Ad oggi, tra le convinzioni granitiche di Schäuble ve n’è in particolare una, intorno alla quale il rapporto con la signora Merkel potrebbe deteriorarsi nei prossimi mesi. Forte di un sostegno crescente nel gruppo parlamentare della CDU/CSU, il ministro delle Finanze tedesco ha ripetuto sino alla noia che un taglio del valore nominale debito greco non potrà mai esservi, fin quando la Grecia rimarrà all’interno dell’Unione economica e monetaria. Lo vieterebbero i Trattati e in particolare l’Art. 125 TFUE, che stabilisce il cd. divieto di bailout di uno Stato da parte di un altro. Secondo Schäuble un haircut avrebbe effetti deleteri anche per la disciplina fiscale degli altri Stati dell’Unione, dal momento che ridurrebbe la pressione degli investitori a mantenere la finanza pubblica in ordine.

In realtà, anche secondo la giurisprudenza della Corte di Giustizia UE, una ristrutturazione del debito nei confronti dei creditori pubblici sarebbe ammissibile purché ancorata al rispetto di alcune condizioni da concordare con gli stessi creditori e inerenti in particolare il mantenimento di una sana politica di bilancio. In altre parole, sia la BCE, sia i veicoli di stabilizzazione EFSF ed ESM non violerebbero i Trattati se accettassero una ristrutturazione (condizionata) del debito greco.
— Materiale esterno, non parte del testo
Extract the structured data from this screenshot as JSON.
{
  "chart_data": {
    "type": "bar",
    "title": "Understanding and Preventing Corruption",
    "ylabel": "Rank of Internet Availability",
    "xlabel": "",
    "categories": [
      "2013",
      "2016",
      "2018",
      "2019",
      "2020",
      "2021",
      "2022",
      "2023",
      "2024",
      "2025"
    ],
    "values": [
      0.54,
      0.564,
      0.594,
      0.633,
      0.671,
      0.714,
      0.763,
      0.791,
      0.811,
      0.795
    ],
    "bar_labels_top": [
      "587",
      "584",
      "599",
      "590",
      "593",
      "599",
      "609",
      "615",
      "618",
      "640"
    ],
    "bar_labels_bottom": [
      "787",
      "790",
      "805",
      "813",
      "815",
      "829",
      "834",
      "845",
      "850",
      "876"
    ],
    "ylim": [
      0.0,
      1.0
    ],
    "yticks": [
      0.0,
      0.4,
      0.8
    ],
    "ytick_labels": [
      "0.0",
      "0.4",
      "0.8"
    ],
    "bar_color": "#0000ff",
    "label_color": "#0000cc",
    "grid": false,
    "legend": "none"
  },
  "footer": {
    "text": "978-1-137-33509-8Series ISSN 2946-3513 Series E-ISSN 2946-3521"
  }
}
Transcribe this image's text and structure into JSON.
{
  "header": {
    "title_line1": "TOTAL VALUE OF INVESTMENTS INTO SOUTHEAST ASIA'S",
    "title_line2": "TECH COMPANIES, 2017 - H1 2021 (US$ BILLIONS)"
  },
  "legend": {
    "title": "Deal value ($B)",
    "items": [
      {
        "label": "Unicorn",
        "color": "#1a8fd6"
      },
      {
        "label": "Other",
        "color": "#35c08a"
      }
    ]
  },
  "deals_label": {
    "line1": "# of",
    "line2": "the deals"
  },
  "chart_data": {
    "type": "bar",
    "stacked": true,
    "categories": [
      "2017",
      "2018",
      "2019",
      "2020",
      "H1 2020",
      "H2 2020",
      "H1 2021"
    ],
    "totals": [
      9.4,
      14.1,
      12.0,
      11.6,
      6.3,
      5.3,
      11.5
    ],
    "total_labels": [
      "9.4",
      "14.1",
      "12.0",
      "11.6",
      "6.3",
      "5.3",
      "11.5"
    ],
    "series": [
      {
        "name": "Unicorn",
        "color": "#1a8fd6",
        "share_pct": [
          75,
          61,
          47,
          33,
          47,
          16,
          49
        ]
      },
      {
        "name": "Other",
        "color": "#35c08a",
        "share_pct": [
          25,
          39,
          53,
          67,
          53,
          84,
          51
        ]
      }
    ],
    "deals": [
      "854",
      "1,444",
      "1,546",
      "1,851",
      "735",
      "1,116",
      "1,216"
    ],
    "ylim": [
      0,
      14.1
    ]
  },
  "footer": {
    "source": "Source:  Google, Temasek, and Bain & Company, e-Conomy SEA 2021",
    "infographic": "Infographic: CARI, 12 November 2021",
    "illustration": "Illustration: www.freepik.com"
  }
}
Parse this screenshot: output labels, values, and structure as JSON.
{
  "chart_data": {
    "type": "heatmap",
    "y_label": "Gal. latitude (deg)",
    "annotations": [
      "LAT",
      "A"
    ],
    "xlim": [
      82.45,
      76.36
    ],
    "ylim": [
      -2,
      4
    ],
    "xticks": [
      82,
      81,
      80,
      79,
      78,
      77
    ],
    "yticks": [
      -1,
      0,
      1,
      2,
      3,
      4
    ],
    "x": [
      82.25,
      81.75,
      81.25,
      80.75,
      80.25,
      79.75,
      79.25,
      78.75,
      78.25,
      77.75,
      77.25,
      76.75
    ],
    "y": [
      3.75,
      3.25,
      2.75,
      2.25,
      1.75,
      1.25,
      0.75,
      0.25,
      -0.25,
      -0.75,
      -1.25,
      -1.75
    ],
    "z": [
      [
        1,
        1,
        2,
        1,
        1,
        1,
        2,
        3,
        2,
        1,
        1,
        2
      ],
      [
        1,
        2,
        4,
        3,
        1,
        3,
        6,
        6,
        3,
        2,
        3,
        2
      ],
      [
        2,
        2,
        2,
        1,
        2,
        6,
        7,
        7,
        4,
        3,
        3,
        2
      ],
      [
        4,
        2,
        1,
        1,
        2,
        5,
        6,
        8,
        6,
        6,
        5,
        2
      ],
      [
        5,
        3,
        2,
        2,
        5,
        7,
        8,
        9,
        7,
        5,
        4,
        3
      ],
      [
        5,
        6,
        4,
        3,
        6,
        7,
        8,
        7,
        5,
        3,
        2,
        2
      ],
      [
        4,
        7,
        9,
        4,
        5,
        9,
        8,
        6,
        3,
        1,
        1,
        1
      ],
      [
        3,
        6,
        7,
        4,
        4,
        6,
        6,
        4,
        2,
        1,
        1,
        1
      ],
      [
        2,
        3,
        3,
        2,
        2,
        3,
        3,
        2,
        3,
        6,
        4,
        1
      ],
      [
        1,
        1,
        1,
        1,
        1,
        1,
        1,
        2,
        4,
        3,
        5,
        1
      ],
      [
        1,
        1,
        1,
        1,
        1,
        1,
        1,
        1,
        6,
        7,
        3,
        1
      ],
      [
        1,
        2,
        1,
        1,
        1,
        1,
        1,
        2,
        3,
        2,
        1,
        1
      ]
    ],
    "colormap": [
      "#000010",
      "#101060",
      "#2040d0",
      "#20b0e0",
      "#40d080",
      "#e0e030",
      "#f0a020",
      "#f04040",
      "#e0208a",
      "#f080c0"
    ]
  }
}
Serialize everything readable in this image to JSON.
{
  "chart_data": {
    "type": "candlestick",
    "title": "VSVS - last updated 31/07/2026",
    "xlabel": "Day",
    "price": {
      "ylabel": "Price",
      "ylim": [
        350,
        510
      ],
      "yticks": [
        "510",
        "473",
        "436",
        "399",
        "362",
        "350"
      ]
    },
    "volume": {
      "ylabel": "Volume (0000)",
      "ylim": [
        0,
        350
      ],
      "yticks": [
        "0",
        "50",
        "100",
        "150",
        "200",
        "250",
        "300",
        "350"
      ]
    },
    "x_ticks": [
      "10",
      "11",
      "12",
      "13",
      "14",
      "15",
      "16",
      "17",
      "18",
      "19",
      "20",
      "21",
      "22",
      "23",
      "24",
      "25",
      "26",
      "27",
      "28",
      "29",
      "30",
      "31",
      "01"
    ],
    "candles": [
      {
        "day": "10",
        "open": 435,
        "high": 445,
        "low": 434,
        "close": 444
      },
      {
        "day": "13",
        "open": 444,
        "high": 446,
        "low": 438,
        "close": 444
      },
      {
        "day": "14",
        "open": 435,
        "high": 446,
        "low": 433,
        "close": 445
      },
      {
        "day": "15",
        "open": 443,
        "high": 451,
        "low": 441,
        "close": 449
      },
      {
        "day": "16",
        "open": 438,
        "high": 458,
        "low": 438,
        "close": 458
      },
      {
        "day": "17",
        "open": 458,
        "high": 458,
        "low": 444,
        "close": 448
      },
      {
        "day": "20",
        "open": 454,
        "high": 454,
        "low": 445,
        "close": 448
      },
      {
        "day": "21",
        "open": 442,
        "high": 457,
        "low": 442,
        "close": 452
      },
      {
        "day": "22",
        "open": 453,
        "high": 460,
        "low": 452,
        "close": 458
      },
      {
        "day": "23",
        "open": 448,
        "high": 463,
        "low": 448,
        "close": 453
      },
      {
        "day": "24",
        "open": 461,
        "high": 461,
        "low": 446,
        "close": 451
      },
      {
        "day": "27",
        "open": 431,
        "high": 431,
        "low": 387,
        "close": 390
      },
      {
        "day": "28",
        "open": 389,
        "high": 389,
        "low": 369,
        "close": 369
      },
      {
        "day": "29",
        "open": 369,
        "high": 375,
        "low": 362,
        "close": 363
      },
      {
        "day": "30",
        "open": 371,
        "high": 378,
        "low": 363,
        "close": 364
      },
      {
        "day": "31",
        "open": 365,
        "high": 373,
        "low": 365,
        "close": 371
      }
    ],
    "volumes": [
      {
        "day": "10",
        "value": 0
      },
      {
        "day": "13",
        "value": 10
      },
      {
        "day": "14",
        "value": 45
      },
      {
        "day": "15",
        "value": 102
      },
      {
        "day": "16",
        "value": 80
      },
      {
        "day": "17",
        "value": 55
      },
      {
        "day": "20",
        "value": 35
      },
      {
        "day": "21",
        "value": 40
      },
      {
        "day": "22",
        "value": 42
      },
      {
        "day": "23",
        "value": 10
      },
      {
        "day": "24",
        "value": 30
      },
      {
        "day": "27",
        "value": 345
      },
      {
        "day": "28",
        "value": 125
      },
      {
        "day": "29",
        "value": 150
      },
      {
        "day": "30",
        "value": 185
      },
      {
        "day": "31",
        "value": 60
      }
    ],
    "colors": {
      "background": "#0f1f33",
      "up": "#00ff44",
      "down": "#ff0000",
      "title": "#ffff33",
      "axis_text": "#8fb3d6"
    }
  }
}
Su questo punto, però, le opinioni di Merkel e Schäuble divergono. D’altro canto, è più probabile che allo scenario di una rottura tra i due, che pure non si può escludere, prevalga la via del compromesso. In alcune recenti dichiarazioni, la Cancelliera ha accantonato l’ipotesi che i Trattati possano essere emendati per disciplinare la procedura di insolvenza per uno Stato membro dell’eurozona, ma ha aperto, da un lato, a nuove misure per completare il governo economico europeo e, dall’altro, a un alleggerimento del peso del debito greco, non appena le riforme promesse da Atene saranno state varate. Per alleggerimento non si intende ovviamente un taglio netto del valore nominale dei titoli né una rinuncia ai prestiti, ma soltanto un allungamento delle scadenze per il loro rimborso.

Questa opzione rappresenta comunque una forma di ristrutturazione del debito; e sarebbe ad oggi condivisa con il ministro delle Finanze francese, Michel Sapin, e con gli altri partner internazionali, tra cui l’FMI. Resta solo da capire se Schäuble si piegherà alle manovre morbide della Cancelliera e, in tal caso, quale sarà la contropartita in termini di maggiore accentramento dei poteri di sorveglianza e veto in materia economica, fiscale e di bilancio.